Because the only screengrabs of Ingmar Bergman’s The Seventh Seal I’ve ever seen are of a knight playing chess with Death, I really thought that would be the whole movie. Just a Very Serious Film that would be more film-buff obligation than an enjoyable experience. But wow, am I glad to be mistaken. It’s a profound, disturbing, grotesque, even goofy film, impressively rooted in religious inquiry but humanist at heart.
Two quotes stood out from Antonius Block (played gracefully by a young Max von Sydow), a disillusioned knight returning home from the Crusades to plague-ridden Denmark. His wager with Death—being spared if he wins—sets him apart as a determined, sensitive, and thoughtful seeker. So his wrestling with God is keenly felt:
“Is it so terribly inconceivable to comprehend God with one’s senses? Why does he hide in a cloud of half-promises and unseen miracles? How can we believe in the faithful when we lack faith? What will happen to us who want to believe, but can not? What about those who neither want to nor can believe? Why can’t I kill God in me? Why does He live on in me in a humiliating way—despite my wanting to evict Him from my heart?

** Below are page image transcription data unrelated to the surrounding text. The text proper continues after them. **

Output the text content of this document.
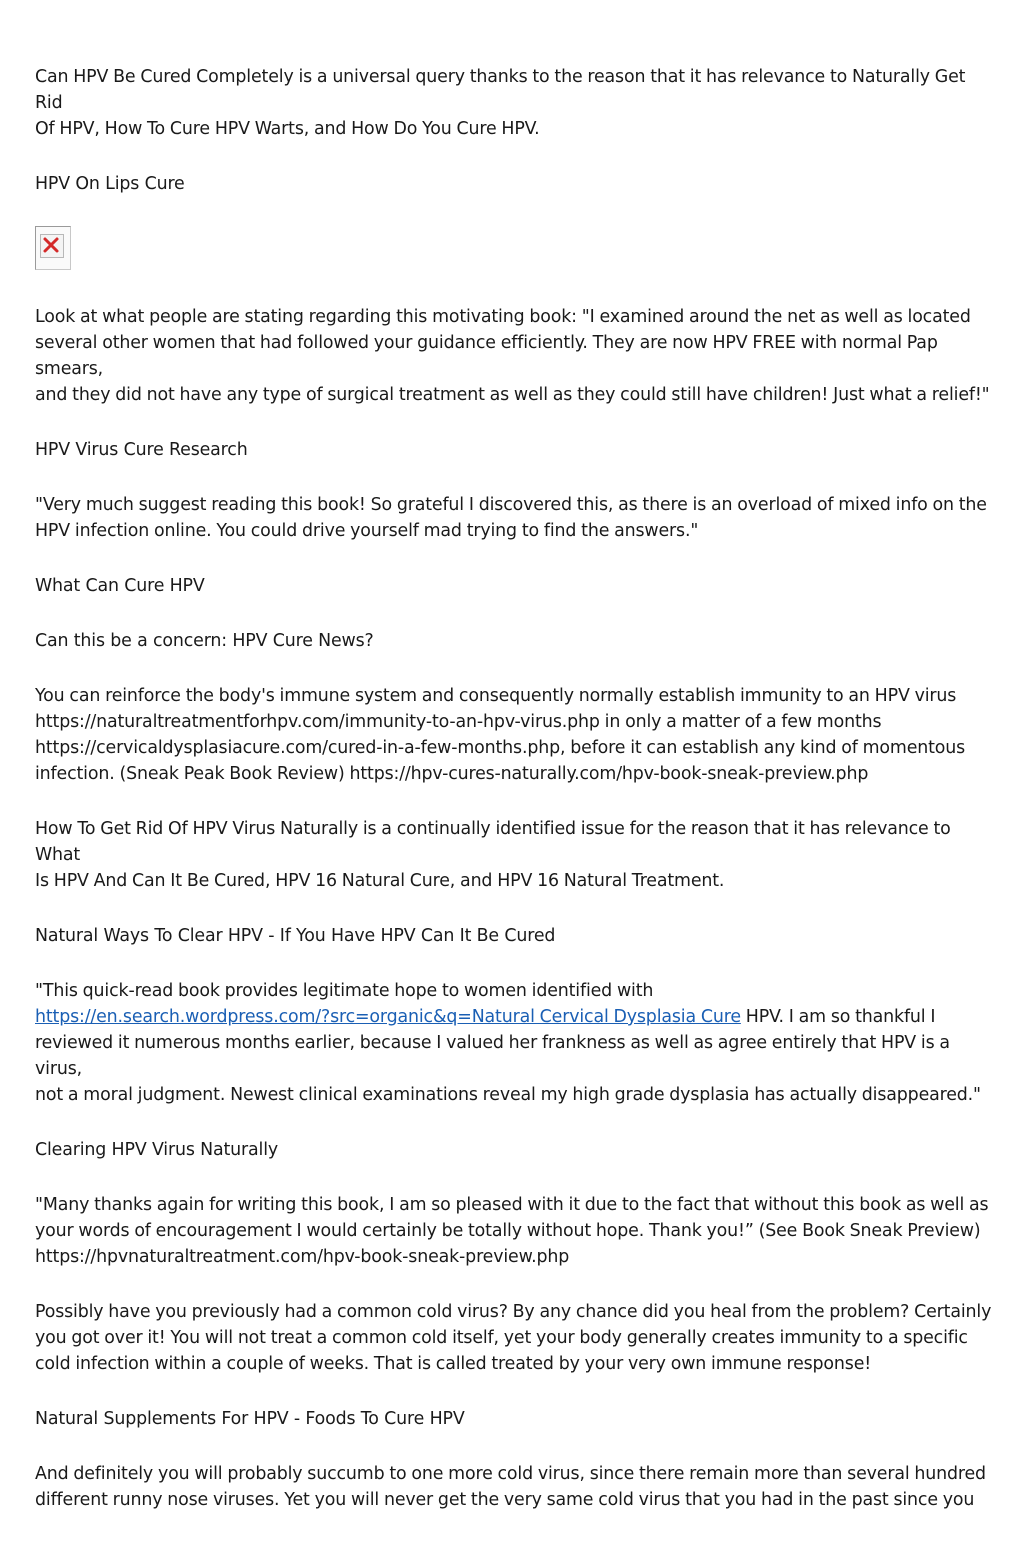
Can HPV Be Cured Completely is a universal query thanks to the reason that it has relevance to Naturally Get Rid
Of HPV, How To Cure HPV Warts, and How Do You Cure HPV.

HPV On Lips Cure

Look at what people are stating regarding this motivating book: "I examined around the net as well as located
several other women that had followed your guidance efficiently. They are now HPV FREE with normal Pap smears,
and they did not have any type of surgical treatment as well as they could still have children! Just what a relief!"

HPV Virus Cure Research

"Very much suggest reading this book! So grateful I discovered this, as there is an overload of mixed info on the
HPV infection online. You could drive yourself mad trying to find the answers."

What Can Cure HPV

Can this be a concern: HPV Cure News?

You can reinforce the body's immune system and consequently normally establish immunity to an HPV virus
https://naturaltreatmentforhpv.com/immunity-to-an-hpv-virus.php in only a matter of a few months
https://cervicaldysplasiacure.com/cured-in-a-few-months.php, before it can establish any kind of momentous
infection. (Sneak Peak Book Review) https://hpv-cures-naturally.com/hpv-book-sneak-preview.php

How To Get Rid Of HPV Virus Naturally is a continually identified issue for the reason that it has relevance to What
Is HPV And Can It Be Cured, HPV 16 Natural Cure, and HPV 16 Natural Treatment.

Natural Ways To Clear HPV - If You Have HPV Can It Be Cured

"This quick-read book provides legitimate hope to women identified with
https://en.search.wordpress.com/?src=organic&q=Natural Cervical Dysplasia Cure HPV. I am so thankful I
reviewed it numerous months earlier, because I valued her frankness as well as agree entirely that HPV is a virus,
not a moral judgment. Newest clinical examinations reveal my high grade dysplasia has actually disappeared."

Clearing HPV Virus Naturally

"Many thanks again for writing this book, I am so pleased with it due to the fact that without this book as well as
your words of encouragement I would certainly be totally without hope. Thank you!” (See Book Sneak Preview)
https://hpvnaturaltreatment.com/hpv-book-sneak-preview.php

Possibly have you previously had a common cold virus? By any chance did you heal from the problem? Certainly
you got over it! You will not treat a common cold itself, yet your body generally creates immunity to a specific
cold infection within a couple of weeks. That is called treated by your very own immune response!

Natural Supplements For HPV - Foods To Cure HPV

And definitely you will probably succumb to one more cold virus, since there remain more than several hundred
different runny nose viruses. Yet you will never get the very same cold virus that you had in the past since you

Why is He, despite all, a mocking reality I can’t be rid of?”
Yet later, while enjoying a moment of solace amidst the chaos of his journey, he practices a Middle Ages form of mindfulness and calls out his gratitude:
“I shall remember this hour of peace: the strawberries, the bowl of milk, your faces in the dusk. Mikael asleep, Jof with his lute. I shall remember our words, and shall bear this memory between my hands as carefully as a bowl of fresh milk. And this will be a sign, and a great content.”
This is only the third Ingmar Bergman film I’ve seen after Winter Light and Wild Strawberries. My regard for Bergman has shot up based on the caliber of these three alone. God bless Kanopy (free with a library card) for making it available. Looking forward to discovering more.